2. The system of claim 1, wherein the code-storage device is a read-only memory (ROM).

3. The system of claim 1, wherein the imaging system is a scanning system.

4. The system of claim 1, wherein the imaging system is a printing system

5. The system of claim 4, wherein the printing system is at least one copier.

6. The system of claim 4, wherein the printing system is at least one computer printer.

7. An electrical pulse detection system for an imaging system, comprising:

an electrical signal-receiving device to receive an electrical signal, wherein the electrical signal includes a continuous steady-state signal and a continuous active signal, the steady-state signal and the active signal having difference voltage levels;

a code-storage device to store program code;

a memory storage device to store a number representing a count of the active voltage levels received by the electrical signal-receiving device; and

a processor to access and execute the program code, wherein the program code is adapted to detect the active signal of the electrical signal received by the electrical signal-receiving device, wherein execution of the program code causes the processor to execute a subroutine when the active signal is detected, the subroutine testing the detected active signal for up to a set number of times, and when the active signal is detected for each of the set number of times during execution of the subroutine, the processor tests a subsequently detected steady-state signal for up to a second set number of times, and when the steady-state signal is detected for each of the second set number of times, the number stored in the memory storage device is incremented.

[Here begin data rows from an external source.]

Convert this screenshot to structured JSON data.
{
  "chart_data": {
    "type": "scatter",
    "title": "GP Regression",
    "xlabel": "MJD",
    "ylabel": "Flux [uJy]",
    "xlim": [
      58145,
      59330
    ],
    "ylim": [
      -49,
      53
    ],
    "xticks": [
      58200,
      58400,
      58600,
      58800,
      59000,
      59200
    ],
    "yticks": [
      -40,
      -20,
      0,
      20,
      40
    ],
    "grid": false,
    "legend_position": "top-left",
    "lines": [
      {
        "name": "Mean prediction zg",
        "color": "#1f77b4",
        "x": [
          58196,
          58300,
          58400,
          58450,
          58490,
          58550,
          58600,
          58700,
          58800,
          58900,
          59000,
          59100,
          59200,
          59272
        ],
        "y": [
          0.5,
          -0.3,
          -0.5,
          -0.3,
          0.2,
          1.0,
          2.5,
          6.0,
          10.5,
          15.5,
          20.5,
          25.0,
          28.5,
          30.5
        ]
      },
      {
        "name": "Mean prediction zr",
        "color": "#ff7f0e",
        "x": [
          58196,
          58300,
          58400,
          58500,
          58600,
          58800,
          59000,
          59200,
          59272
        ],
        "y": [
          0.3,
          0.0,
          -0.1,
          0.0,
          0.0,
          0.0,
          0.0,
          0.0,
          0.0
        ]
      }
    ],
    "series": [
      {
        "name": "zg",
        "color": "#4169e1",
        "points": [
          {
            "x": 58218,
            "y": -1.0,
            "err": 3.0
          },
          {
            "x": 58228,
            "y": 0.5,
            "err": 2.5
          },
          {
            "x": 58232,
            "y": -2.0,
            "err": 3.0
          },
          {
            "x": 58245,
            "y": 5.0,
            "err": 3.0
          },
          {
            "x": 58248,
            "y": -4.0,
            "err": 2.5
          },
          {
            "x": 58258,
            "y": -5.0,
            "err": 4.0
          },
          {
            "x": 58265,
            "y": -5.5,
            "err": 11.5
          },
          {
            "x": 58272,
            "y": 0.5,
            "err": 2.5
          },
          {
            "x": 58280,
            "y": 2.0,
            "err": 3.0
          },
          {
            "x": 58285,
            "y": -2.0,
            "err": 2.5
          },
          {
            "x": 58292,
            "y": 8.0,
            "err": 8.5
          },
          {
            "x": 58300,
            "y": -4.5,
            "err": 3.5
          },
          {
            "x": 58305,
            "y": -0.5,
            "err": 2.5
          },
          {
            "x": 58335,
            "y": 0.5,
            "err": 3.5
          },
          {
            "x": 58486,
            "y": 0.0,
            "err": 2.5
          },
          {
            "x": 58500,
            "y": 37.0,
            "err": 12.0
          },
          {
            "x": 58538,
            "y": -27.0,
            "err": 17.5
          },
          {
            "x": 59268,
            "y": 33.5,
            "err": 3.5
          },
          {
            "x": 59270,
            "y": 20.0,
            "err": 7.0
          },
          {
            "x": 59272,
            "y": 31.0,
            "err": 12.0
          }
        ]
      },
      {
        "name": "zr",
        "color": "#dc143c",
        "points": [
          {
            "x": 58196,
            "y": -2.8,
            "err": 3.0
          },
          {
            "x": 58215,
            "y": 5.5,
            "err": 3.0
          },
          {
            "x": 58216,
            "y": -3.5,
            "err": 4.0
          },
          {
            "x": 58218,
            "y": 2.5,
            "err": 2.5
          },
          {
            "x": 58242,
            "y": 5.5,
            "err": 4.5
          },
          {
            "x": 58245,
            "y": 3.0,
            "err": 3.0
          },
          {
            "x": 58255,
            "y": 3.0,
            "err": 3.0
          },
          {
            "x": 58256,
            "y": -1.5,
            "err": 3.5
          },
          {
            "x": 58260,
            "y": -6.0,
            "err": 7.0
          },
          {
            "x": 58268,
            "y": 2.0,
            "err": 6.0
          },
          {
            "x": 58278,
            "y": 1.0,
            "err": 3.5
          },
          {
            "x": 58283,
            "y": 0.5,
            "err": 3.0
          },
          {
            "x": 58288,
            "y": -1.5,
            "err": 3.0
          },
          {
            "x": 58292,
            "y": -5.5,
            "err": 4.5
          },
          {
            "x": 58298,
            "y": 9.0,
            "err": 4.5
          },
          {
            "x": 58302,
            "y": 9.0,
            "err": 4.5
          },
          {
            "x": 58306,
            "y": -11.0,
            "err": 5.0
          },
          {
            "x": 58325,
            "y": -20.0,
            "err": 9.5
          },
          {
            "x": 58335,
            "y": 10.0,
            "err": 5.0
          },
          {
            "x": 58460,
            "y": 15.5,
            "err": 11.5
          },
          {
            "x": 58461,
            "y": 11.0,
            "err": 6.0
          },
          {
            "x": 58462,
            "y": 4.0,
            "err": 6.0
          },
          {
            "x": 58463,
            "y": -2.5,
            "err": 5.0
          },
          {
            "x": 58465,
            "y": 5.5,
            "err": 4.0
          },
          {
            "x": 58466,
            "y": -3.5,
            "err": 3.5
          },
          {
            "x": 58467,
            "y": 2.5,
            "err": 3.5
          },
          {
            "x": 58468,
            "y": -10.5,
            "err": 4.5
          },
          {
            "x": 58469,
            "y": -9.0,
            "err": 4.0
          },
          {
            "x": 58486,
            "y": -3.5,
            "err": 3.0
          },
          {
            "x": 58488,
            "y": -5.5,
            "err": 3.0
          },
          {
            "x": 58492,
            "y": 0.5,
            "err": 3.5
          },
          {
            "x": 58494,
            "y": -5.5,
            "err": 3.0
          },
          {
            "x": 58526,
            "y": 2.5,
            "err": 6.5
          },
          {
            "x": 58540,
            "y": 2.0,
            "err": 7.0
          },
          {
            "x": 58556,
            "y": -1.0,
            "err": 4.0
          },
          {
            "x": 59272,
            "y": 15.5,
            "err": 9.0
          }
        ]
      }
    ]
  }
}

8. The system of claim 7, wherein the code-storage device is a read-only memory (ROM).

9. The system of claim 7, wherein the imaging system is a scanning system.

10. The system of claim 7, wherein the imaging system is a printing system.

11. The system of claim 10, wherein the printing system is at least one copier.

12. The system of claim 10, wherein the printing system is at least one computer printer.

13. A method of storing and outputting a count for an imaging device, comprising:

storing the count in a memory storage device;

detecting a continuous active signal from an input, wherein the input includes continuous active signals and continuous steady-state signals;

receiving a count request from a remote device;

incrementing the count in the memory storage device when the continuous active signal from the input is detected; and

outputting the count to the remote device.

14. The method of claim 13, wherein detecting the continuous active signal includes testing the active signal for up to a set number of times.

15. The method of claim 14, wherein detecting the continuous active signal further includes testing a subsequent steady-state signal for up to a second set number of times.

16. The method of claim 13, wherein the continuous active signal represents a signal from the imaging device indicating that an imaging job has been completed.

17. The method of claim 13, wherein the count is accessible to a computer system.

18. The method of claim 13, wherein the code-storage device is a read-only memory (ROM).

19. The system of claim 13, wherein the imaging system is a scanning system.

20. The system of claim 13, wherein the imaging system is a printing system.

21. The system of claim 20, wherein the printing system is at least one copier.

22. The system of claim 20, wherein the printing system is at least one computer printer.